Comparative Interrupted Time Series (CITS) Design
CITS design involves comparing the changes in an outcome variable over time between a treatment group and a control group, with an interruption (intervention) occurring at a specific point in time for the treatment group (Kim & Steiner, 2016).
- Example: Evaluating the effect of a new education policy on student test scores by comparing the trends in test scores before and after the policy implementation in schools that adopted the policy versus schools that did not (Kim & Steiner, 2016).
- Assumptions: The treatment and control groups would have followed similar trends in the absence of the intervention; there are no other simultaneous interventions or events that could explain the observed changes (Kim & Steiner, 2016).
Validity Threats and Mitigation Strategies
Quasi-experimental designs are more susceptible to validity threats than RCTs due to the lack of random assignment (Kim & Steiner, 2016).
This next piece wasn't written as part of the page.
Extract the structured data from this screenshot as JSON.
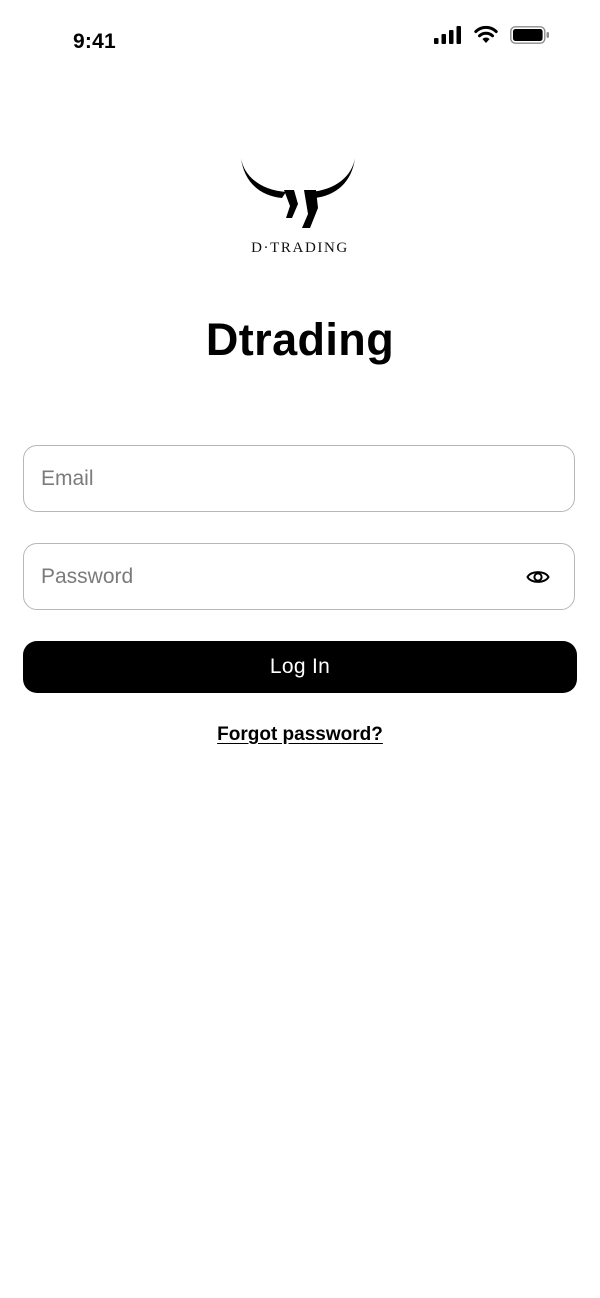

Researchers must carefully consider and address these threats to strengthen causal inferences (Kim & Steiner, 2016).
Internal Validity Threats
Internal validity refers to the extent to which the observed effect can be attributed to the treatment rather than other factors (Kim & Steiner, 2016).
- Selection Bias: Differences between the treatment and control groups at baseline that could affect the outcome (Kim & Steiner, 2016).
- Mitigation: Matching, propensity score methods, statistical controls (Kim & Steiner, 2016).
- History: Events occurring during the study that could affect the outcome (Kim & Steiner, 2016).
- Mitigation: Control groups, careful monitoring of external events (Kim & Steiner, 2016).
- Maturation: Natural changes in participants over time that could affect the outcome (Kim & Steiner, 2016).
- Mitigation: Control groups, shorter study duration (Kim & Steiner, 2016).
- Testing: The effect of taking a pre-test on subsequent test performance (Kim & Steiner, 2016).
- Mitigation: Solomon four-group design, alternative assessment methods (Kim & Steiner, 2016).
- Instrumentation: Changes in the measurement instrument or procedures over time (Kim & Steiner, 2016).
- Mitigation: Standardized protocols, rater training (Kim & Steiner, 2016).
- Mortality: Differential attrition between the treatment and control groups (Kim & Steiner, 2016).
- Mitigation: Statistical methods to account for missing data, sensitivity analyses (Kim & Steiner, 2016).
External Validity Threats
External validity refers to the extent to which the results can be generalized to other populations, settings, and times (Kim & Steiner, 2016).
- Interaction of Selection and Treatment: The treatment effect may only apply to the specific sample studied (Kim & Steiner, 2016).
- Mitigation: Replicating the study with different samples (Kim & Steiner, 2016).
- Interaction of Setting and Treatment: The treatment effect may only apply to the specific setting studied (Kim & Steiner, 2016).
- Mitigation: Conducting the study in different settings (Kim & Steiner, 2016).
- Interaction of History and Treatment: The treatment effect may only apply to the specific time period studied (Kim & Steiner, 2016).
- Mitigation: Replicating the study at different times (Kim & Steiner, 2016).
Statistical Analysis
Appropriate statistical techniques are crucial for analyzing data from quasi-experimental designs and drawing valid causal inferences (Kim & Steiner, 2016).